The similarities between the IBM research and what Hrycyk describes as being his priorities are uncanny, but it's no coincidence – these are just the types of initiative that can make a significant impact on operational efficiencies, freeing up cash for capital projects and customer service. The mobility and virtualisation drives are great examples – as a result, Severn Trent's offices now operate at 120 per cent capacity.
It's difficult to overestimate the broader business challenges that the water and power utilities industries face. With government pledges that include sourcing 15 per cent of the UK's total energy from renewable sources by 2020 and the reduction of carbon emissions by 80 per cent from their 1990 levels by 2050, energy companies are well and truly in the firing line. Water companies, meanwhile, are still coming to terms with the prospect of increased, government-controlled, competition in the retail markets and the huge capital-expenditure requirements mentioned above.
In a recent video interview, Mark Powell, advisory partner for KPMG's utilities practice, sums up the situation well. "I think if we could actually look ahead 10 years, we would see an industry that we wouldn't even vaguely recognise today – I think that is where we're going," he says.
In such circumstances, the entire business must pull together if they are to successfully cope with the challenges that lie ahead.
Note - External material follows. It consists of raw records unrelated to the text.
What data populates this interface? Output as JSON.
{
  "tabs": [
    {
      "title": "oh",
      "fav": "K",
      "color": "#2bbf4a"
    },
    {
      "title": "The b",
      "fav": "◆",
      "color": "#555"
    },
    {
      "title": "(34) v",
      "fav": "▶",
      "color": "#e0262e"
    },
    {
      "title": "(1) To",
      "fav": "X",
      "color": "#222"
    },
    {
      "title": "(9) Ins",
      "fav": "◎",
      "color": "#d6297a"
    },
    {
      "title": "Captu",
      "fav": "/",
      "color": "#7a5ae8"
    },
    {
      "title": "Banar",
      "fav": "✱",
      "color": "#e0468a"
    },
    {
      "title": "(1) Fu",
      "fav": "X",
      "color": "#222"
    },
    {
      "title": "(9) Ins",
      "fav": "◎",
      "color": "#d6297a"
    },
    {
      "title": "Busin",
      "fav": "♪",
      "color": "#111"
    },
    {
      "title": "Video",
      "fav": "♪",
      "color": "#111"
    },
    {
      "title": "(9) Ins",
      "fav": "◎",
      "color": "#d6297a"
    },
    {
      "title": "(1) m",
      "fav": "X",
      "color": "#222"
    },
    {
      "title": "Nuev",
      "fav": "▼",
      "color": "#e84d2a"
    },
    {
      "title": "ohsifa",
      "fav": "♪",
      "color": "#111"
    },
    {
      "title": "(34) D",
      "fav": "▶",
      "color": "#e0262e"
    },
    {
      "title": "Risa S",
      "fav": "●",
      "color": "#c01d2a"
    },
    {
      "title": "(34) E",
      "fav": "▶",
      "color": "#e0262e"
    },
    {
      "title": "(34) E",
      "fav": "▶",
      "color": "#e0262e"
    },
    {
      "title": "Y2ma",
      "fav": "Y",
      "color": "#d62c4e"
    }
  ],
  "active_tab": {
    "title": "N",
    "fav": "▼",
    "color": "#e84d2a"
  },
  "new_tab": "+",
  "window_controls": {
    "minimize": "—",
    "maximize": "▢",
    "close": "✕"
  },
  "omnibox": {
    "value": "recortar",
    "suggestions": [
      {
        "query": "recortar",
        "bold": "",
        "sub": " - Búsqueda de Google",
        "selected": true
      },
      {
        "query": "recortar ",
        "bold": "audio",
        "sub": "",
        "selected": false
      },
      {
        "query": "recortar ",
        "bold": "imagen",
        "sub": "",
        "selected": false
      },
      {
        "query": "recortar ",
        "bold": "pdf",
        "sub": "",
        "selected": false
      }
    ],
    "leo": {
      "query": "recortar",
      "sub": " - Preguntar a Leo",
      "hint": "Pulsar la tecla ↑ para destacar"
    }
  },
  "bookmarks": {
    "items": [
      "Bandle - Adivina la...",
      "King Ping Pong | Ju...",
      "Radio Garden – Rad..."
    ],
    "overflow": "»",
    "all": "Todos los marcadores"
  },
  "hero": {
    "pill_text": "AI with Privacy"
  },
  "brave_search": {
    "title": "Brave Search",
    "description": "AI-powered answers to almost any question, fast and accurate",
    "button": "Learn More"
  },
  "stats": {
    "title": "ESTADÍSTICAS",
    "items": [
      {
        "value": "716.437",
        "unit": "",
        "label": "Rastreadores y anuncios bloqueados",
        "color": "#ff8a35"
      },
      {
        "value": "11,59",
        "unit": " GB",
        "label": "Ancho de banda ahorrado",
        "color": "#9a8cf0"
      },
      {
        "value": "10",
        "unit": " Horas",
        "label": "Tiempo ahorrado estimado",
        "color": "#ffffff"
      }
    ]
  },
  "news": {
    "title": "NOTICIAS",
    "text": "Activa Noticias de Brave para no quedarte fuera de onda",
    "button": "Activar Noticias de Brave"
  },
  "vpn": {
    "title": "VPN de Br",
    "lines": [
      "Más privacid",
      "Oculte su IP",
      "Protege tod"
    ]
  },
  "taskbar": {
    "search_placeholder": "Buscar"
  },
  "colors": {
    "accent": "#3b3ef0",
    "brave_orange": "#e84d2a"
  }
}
For Severn Trent Water, this culminated in its Safer, Better, Faster programme, a lean management methodology designed to upskill its entire employee base – and something which Hrycyk is entirely on board with.
"We had a new set of technologies to support changes in and simplification of our business processes to drive efficiency; systems that would help improve our customer service," he says. "I formulated this technical strategy and went down a number of streams – one was a sizeable SAP implementation, and that was all about standardising, simplifying and creating better controls in our finance, procurement and HR processes."
Happily, Hyrcyk has the full support of his CEO Tony Wray, who, he claims, views technology as an investment rather than as a necessary cost. Looking at the company's 2011 annual report backs this up. "Our new systems and technology are fundamentally changing the way we work and so we have invested heavily in training our people to equip them with the right skills to exploit the new technology and systems," it says, going on to explain the advantages of the developments Hrycyk mentions.
For CIOs, then, perhaps this is the biggest challenge – getting the attention of the CEO and ensuring he or she sees the value that strategic technology investments can bring to the organisation. "To stay in the role I think you have to be both a business man and an executive team player," says Hrycyk. "I go to the executive table, leading my function, just like the finance director does or the water production director does. But once you're round the table, you need to share the challenges from a business perspective.
"If you can achieve that, you understand the touchpoints, the KPIs and the areas you need to improve with technology – I believe that keeps you on the straight and narrow."